Biden, que como vice de Obama coincidiu com Xi como vice de Hu Jintao e depois já presidente, tem uma boa experiência pessoal com o líder chinês. Já andaram juntos na China e na América. Garantidamente, Biden falará de uma forma muito mais educada com os governantes de Pequim, assim como com os do resto do mundo, o que, por ironia, não será 100% positivo para a China. O tom agressivo de Trump, assim como o seu isolacionismo e até abandono de iniciativas como o Acordo de Paris sobre o Clima, acabavam por beneficiar a China, interessada em ser vista como a potência fiável.
Como se tem visto com as pressões diplomáticas americanas sobre os europeus para renunciarem à tecnologia 5G da Huawei, a competição entre os Estados Unidos e a China é global. A estratégia de Uma Faixa, Uma Rota tem permitido à China alargar influências a zonas como a América Latina, consideradas estratégicas para Washington. Mas é evidente que a haver um dia um conflito militar entre americanos e chineses, cenário que nenhum dos lados deseja, será na Ásia. Desde Taiwan à Austrália, passando por Índia, Vietname e até Japão, são vários os países que se armam pensando nesse choque entre poderosos.
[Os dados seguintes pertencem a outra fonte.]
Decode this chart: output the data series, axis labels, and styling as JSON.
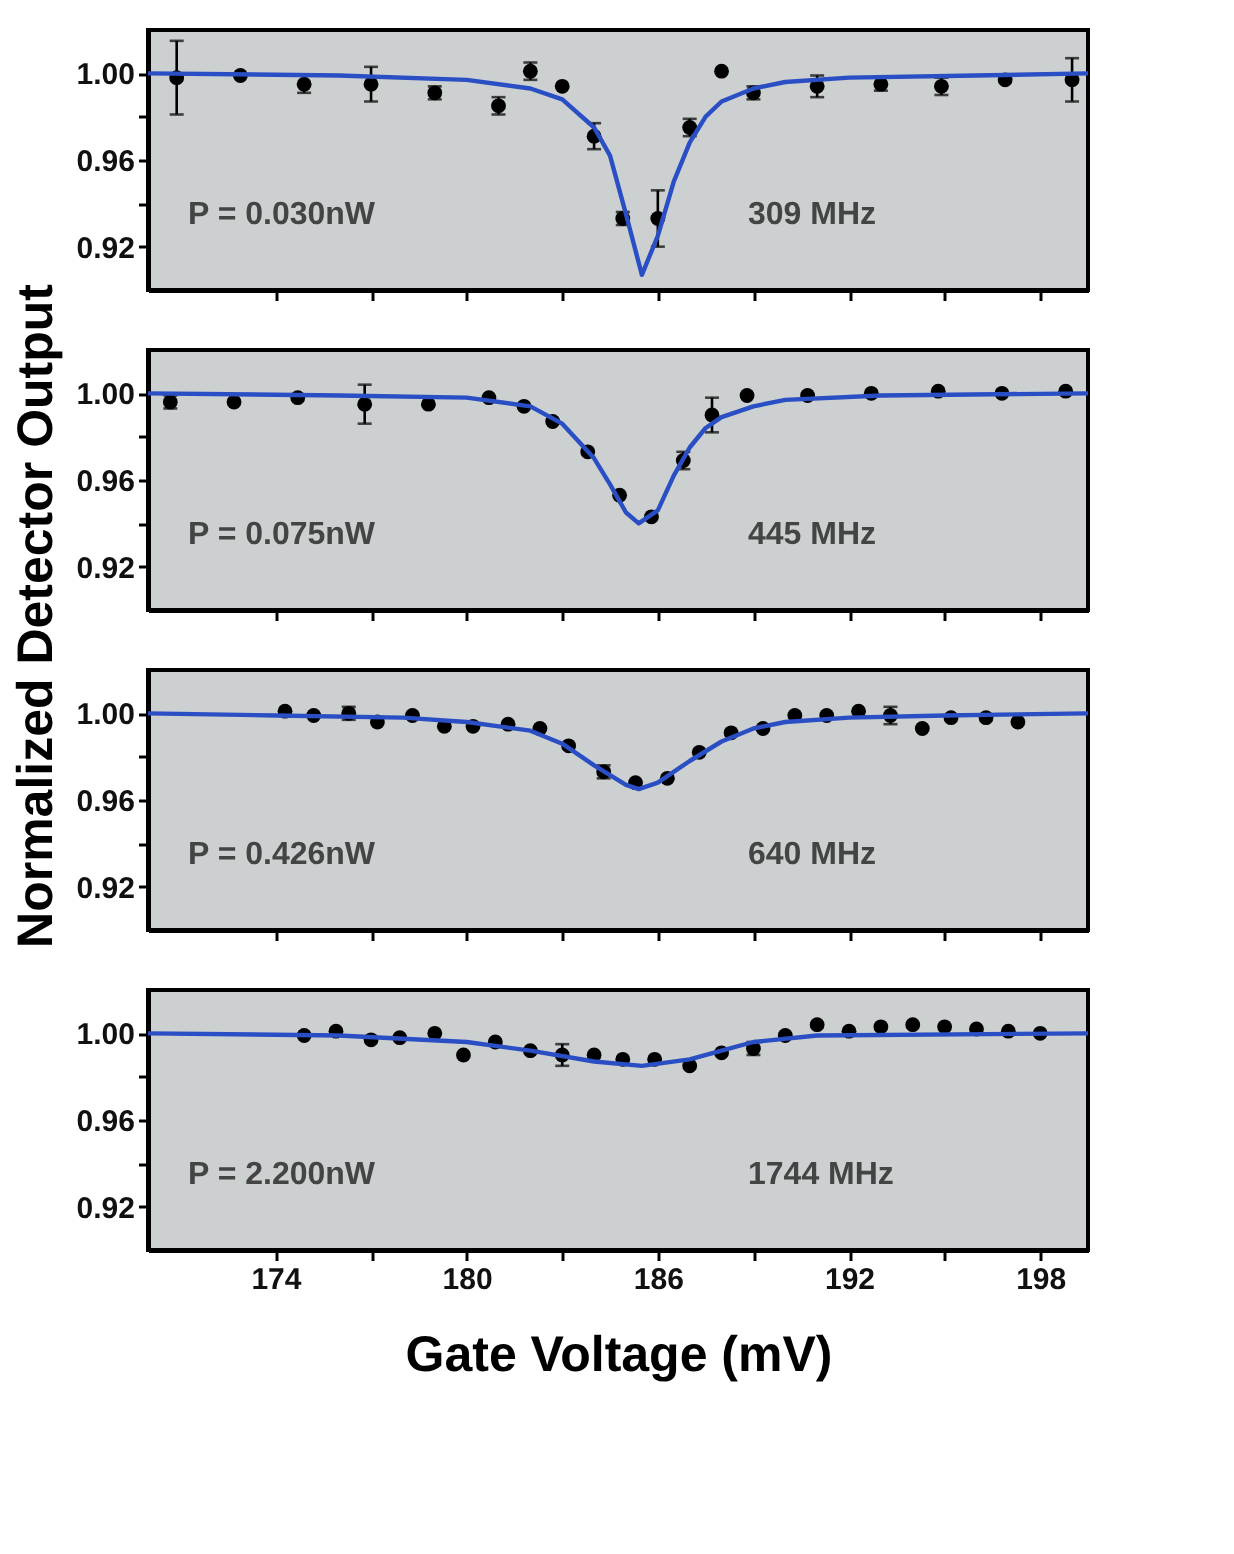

A aproximar os Estados Unidos de Biden e a China de Xi estão, apesar de tudo, temas como o combate às alterações climáticas e contenção da capacidade nuclear da Coreia do Norte. Num dos casos, Biden tem tudo a acrescentar depois do negacionismo de Trump, no outro é difícil prever como lidará o novo presidente com Kim Jong-un depois de o antecessor ter promovido cimeiras. De qualquer forma, o clima será tratado a nível multilateral, e o nuclear de Kim exigirá que se ouça a Coreia do Sul. Joe Biden também poderá ser mais colaborante com Xi na busca de soluções para a pandemia, invertendo o papel da covid-19, até agora arma de arremesso entre os dois países e até com teses conspiratórias pelo meio.
Única certeza: se algo une ainda democratas e republicanos numa América dividida ao máximo, é a visão da China como rival, um rival com recursos que a União Soviética nunca teve, muitos menos a Rússia atual. E com Biden na Casa Branca a paciência com a China - aí sim uma diferença de peso com Trump - será bem menor também no que diz respeito aos direitos humanos.